寮生提訴への手続き執行当時の厚生課職員が一人目の証人となった。寮生が大学と結んだ「確約書」について、原告側の証人は役員による決裁を取っていないと述べ、副学長が個人の責任で自治会と結んだものだと主張した。「確約書」には次期の担当理事に引き継ぐ旨が書かれていることに言及し、仮に「確約書」が正式な書類であれば引き継ぎは必要ないはずだと述べた。退寮勧告に至ったことについて、定員超過や自治会の運営との兼ね合いを問われ、あくまで老朽化を問題視した結果の判断である旨を述べた一方、在任中に老朽化対策の具体的な検討や耐震調査は行っていないことを証言した。寮生に対しては「安全が確保されないので退寮するべきだ」と述べた。

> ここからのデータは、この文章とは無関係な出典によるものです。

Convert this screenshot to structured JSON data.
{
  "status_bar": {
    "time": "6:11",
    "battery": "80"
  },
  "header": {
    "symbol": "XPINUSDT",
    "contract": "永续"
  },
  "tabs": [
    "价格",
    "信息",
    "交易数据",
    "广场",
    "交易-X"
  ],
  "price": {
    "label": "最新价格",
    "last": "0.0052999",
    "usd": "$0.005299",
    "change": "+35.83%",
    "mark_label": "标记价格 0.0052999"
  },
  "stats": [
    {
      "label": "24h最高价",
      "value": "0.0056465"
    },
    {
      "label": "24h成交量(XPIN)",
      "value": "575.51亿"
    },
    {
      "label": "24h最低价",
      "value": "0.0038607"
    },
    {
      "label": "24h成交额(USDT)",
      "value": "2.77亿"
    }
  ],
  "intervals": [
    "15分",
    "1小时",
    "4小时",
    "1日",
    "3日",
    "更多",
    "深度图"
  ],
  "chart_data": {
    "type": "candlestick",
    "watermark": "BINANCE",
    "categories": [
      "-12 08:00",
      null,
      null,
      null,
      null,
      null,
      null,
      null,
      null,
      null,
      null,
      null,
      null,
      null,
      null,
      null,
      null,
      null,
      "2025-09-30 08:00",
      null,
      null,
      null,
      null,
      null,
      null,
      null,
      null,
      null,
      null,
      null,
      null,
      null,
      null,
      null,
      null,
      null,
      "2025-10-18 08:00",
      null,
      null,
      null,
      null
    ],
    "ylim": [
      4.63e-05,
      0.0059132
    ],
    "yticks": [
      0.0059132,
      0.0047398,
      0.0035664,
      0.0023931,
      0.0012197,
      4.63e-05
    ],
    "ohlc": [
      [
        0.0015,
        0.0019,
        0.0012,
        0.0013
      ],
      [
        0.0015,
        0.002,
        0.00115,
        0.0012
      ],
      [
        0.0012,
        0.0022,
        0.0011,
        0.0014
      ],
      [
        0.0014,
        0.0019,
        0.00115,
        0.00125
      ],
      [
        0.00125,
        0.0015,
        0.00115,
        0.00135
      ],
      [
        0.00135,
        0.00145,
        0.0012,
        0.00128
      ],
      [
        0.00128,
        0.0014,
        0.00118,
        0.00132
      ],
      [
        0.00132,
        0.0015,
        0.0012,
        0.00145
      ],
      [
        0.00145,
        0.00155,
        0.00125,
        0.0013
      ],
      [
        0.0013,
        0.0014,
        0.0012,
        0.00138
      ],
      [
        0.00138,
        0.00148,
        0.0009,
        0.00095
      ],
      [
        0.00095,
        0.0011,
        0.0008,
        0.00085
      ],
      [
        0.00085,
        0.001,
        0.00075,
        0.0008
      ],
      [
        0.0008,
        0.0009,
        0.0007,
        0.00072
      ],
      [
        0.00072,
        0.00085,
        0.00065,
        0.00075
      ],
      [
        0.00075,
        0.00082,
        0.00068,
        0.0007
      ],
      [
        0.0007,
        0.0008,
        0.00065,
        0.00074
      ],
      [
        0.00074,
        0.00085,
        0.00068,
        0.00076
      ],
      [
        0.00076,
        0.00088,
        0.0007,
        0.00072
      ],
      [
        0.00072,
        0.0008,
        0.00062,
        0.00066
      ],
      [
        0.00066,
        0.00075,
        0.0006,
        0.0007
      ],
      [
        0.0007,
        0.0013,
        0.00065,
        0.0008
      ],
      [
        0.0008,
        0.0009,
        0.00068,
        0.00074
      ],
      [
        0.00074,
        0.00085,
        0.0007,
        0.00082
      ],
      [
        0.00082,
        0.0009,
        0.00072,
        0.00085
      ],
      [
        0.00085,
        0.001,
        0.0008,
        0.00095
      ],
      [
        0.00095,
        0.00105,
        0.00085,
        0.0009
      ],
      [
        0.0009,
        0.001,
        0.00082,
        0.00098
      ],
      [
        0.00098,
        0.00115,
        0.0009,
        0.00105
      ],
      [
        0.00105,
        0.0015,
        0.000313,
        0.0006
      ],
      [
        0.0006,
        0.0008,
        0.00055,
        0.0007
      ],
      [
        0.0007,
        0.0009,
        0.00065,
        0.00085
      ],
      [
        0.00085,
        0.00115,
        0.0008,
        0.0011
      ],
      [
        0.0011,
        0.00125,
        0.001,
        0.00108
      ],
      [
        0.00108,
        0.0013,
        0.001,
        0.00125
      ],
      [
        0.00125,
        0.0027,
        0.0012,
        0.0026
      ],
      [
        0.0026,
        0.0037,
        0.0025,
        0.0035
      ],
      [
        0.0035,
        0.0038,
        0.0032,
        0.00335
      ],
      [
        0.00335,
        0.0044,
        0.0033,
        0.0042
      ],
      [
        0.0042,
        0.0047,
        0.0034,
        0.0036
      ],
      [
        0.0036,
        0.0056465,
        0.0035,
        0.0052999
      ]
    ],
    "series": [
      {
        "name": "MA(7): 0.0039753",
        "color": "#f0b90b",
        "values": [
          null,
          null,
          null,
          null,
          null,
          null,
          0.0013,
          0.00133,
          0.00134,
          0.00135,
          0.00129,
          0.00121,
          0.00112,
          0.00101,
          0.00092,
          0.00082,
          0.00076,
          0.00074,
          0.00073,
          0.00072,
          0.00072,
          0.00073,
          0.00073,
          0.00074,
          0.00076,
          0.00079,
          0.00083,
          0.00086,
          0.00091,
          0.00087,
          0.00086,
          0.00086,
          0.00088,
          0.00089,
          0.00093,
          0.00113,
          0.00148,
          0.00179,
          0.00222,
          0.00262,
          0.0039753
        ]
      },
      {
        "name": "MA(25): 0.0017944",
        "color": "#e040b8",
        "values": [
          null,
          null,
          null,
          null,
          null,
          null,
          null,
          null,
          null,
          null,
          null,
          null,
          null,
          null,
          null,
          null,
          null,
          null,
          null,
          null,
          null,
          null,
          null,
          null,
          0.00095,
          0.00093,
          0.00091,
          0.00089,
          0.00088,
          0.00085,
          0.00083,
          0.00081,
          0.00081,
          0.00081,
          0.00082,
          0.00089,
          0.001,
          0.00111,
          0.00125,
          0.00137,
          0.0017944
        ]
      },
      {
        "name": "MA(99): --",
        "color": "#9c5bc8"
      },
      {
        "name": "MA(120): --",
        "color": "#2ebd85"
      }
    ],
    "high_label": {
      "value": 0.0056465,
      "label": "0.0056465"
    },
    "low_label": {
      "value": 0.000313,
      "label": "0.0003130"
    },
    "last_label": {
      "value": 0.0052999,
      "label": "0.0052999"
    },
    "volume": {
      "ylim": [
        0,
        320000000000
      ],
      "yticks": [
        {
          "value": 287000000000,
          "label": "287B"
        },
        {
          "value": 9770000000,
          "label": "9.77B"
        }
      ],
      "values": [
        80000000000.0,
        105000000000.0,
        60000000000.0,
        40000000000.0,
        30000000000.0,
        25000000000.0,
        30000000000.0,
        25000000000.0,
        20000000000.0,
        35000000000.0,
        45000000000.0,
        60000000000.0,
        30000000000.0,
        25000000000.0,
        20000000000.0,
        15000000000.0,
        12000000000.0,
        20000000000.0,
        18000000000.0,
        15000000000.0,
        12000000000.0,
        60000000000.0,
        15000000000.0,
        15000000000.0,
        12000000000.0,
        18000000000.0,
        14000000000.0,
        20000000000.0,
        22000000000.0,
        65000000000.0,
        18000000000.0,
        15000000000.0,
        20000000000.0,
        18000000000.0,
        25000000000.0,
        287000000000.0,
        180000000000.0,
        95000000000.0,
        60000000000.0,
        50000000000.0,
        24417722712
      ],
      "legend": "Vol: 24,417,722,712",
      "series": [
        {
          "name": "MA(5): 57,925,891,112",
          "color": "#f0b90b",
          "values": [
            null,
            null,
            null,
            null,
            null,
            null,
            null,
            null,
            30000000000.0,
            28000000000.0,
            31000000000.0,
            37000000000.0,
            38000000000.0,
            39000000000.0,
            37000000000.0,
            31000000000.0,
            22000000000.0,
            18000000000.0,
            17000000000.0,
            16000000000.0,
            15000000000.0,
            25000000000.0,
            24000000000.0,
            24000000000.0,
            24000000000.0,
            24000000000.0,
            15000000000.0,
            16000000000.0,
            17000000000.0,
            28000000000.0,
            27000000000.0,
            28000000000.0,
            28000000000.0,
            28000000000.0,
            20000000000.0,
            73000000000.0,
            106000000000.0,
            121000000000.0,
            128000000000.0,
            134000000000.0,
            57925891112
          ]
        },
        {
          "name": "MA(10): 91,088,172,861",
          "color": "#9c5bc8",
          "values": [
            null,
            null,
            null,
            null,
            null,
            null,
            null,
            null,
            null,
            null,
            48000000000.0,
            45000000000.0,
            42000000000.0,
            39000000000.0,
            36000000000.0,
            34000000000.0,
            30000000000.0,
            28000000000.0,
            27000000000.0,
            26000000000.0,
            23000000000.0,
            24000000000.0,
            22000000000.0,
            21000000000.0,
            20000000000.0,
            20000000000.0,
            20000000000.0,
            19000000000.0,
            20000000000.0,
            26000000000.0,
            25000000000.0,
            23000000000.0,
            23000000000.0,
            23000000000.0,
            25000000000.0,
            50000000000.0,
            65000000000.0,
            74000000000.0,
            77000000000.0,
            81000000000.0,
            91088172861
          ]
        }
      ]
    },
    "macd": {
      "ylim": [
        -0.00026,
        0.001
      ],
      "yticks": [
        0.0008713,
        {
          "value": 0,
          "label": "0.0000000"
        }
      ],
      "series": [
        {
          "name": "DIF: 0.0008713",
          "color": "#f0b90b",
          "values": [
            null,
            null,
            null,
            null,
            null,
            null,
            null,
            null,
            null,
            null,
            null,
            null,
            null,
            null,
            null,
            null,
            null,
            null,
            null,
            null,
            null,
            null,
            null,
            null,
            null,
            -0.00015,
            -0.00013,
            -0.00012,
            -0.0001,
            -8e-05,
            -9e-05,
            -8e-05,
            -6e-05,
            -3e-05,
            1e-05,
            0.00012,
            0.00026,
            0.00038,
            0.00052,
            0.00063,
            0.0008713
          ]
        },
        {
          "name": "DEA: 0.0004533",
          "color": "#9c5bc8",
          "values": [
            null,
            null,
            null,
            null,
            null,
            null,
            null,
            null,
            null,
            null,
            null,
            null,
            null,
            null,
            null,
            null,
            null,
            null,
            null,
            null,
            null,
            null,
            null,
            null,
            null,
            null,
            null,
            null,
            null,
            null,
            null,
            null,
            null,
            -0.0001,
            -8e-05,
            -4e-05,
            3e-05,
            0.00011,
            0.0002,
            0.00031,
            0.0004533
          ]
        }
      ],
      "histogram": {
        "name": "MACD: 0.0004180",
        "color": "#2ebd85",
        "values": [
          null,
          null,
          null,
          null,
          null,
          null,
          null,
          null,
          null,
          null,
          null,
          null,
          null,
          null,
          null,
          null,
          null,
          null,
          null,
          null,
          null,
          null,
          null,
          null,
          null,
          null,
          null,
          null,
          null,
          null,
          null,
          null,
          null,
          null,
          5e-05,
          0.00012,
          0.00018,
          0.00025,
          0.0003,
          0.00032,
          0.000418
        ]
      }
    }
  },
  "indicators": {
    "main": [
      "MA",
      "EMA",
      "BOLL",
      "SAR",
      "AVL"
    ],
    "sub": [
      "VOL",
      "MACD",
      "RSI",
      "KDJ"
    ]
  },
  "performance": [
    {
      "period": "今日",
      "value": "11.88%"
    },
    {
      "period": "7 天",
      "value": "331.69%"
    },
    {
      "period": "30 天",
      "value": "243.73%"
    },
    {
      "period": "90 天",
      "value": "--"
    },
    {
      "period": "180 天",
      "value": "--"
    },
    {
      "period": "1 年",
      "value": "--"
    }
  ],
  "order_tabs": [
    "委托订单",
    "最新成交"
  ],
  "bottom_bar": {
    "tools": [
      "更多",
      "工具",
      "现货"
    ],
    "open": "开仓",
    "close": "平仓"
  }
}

続いて、寮問題を扱う学内委員を務めた木村大治名誉教授と、元吉田寮執行委員長の寮生が証人となった。木村氏は14年度から2年間、学生生活委員会第三小委員会で寮側の「確約書」案を精査した経験を明かし、副学長も「確約書」を確認していたと述べた。また、大学が寮生を訴える理由について、寮の建物の耐久性の問題以上に、寮生が大学にとって「都合の悪いもの」だからではないかと述べた。大学の傾向として「全学的な話し合いが行われなくなっている」と危機感を露わにし、大学が寮生と直接対話をすることによる解決を望んだ。

寮生は寮の自治会・組織運営についての陳述を行った。入寮者名簿に氏名を「公表できない」と記載されている寮生については、寮に居住しているという理由で大学当局が学生を処分した他大学の例を挙げ、処分を防ぐために2018年以降に入寮した学生の名前を伏せたと明かした。また、名前を伏せた寮生は入寮資格を満たしていることも証言した。大学の求めに応じて入寮募集を取りやめていた場合「福利厚生を享受できる人が減っていた」と意義を語った上で、話し合うべき場所は裁判所ではなく大学であるとし「話し合いによる問題解決を願う」と述べた。

吉田寮自治会は同日午後6時から、京都教育文化センターで報告集会を開催した。弁護人は木村氏の証言について、すでに退職しているため大学に逆らうこともできる「自由な」証言だったと振り返った。木村氏も登壇し、近年京大はトップダウンによる判断が多くなっており「自由の学風が空疎に感じる」とした上で「個人的にも寮を応援していきたい」と語った。